Alguns Panteras sentaram-se nas escadas falando baixo. Ocasionalmente aliviavam os camaradas que estavam con­trolando a multidão e dirigindo o trânsito do lado de fora. As crianças do Instituto Intercomunal da Juventude estavam ali, e ainda que estivessem no prédio desde manhã cedo, não reclamaram de cansaço. As crianças sentiram muito a perda de George; quando ficaram sabendo de sua morte na semana anterior, todas elas escreveram mensagens de condolências para a sua mãe. Elas amavam George, e em seus rostos eu podia ver a sua determinação em crescer e realizar seus sonhos de libertação.
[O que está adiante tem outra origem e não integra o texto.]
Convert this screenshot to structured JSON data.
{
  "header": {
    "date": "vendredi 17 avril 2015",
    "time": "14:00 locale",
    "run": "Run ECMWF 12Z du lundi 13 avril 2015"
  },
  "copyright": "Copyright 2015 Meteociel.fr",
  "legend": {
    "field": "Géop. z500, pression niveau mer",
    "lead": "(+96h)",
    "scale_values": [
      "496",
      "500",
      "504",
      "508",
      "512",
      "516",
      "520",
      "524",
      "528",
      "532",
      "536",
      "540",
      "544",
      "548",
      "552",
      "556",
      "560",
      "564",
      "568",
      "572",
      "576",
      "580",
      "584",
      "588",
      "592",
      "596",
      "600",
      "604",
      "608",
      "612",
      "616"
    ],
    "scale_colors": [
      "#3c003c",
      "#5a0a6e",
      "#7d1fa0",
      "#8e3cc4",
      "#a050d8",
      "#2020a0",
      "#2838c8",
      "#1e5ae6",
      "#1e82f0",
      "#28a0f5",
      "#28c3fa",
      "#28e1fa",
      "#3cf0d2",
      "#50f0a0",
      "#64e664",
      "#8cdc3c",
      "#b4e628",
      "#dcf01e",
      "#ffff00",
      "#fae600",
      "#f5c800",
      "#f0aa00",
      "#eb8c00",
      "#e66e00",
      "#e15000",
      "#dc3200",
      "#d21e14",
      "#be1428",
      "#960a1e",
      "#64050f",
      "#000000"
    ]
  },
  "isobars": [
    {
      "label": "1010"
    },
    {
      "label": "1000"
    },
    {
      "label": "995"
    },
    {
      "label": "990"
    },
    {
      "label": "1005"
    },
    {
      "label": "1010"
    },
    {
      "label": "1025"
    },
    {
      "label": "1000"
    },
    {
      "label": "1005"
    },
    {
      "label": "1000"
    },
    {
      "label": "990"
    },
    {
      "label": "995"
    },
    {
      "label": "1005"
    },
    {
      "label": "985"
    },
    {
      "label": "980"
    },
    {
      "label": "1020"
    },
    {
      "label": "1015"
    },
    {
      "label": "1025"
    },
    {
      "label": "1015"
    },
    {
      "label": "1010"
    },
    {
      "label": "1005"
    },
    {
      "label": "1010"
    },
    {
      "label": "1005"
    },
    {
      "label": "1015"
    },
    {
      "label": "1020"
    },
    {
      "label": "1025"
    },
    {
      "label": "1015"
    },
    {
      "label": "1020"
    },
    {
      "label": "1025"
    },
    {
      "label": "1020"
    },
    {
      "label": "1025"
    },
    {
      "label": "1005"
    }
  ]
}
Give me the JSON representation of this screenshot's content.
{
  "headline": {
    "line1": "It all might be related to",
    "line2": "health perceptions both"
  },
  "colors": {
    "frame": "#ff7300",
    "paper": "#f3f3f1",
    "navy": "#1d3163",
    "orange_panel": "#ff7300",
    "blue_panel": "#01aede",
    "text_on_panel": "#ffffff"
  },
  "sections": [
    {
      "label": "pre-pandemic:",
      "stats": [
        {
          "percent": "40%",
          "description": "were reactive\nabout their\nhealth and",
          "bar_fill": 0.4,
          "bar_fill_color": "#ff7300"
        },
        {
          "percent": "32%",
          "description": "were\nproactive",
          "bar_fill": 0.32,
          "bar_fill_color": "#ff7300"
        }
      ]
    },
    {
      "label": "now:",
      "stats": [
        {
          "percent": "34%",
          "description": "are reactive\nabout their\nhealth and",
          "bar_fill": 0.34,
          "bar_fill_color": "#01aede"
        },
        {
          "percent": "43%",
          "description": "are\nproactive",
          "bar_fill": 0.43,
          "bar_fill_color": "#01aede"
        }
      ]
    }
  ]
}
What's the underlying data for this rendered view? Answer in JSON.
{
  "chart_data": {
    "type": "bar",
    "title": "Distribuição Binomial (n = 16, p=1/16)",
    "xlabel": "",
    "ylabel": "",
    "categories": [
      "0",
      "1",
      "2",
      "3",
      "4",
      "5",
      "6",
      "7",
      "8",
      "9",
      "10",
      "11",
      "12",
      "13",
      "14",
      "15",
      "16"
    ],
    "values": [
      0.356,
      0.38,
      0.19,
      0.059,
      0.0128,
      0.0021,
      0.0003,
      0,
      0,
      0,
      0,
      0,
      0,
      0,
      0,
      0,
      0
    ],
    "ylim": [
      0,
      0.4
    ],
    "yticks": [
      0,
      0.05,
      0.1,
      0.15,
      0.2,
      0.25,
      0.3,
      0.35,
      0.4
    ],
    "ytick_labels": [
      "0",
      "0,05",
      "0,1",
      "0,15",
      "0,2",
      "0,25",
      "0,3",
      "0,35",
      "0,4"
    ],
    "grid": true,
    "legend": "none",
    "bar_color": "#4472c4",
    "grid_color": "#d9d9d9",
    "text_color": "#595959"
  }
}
Tinha muita tensão. Havíamos recebido muitas ameaças na semana anterior, de guardas da prisão, da polícia, e de muitos outros, alegando que o funeral não aconteceria, e se acontecesse, haveria motivo para mais funerais de Panteras Negras. Estávamos prontos para qualquer coisa. Os camaradas estavam nervosos com as ameaças, e era justo que estivessem nervosos com a contínua opressão sobre os pobres e o povo negro que vivem nesta terra. Dava para ver em seus rostos, em seus passos medidos, firmes, em seus punhos cerrados, e em suas vozes enquanto saudavam o carro fúnebre com gritos de “Poder ao Povo” e “Viva o Espírito de George Jackson”.

Quando o cortejo fúnebre chegou, Bobby e eu nos preparamos para saudar o povo enquanto entravam na porta da igreja. Foi a primeira vez que Bobby e eu compartilhamos uma plataforma pública em mais de quatro anos, mas não havia motivo para se alegrar. Não dissemos nada entre nós; sabíamos muito bem o que o outro estava pensando.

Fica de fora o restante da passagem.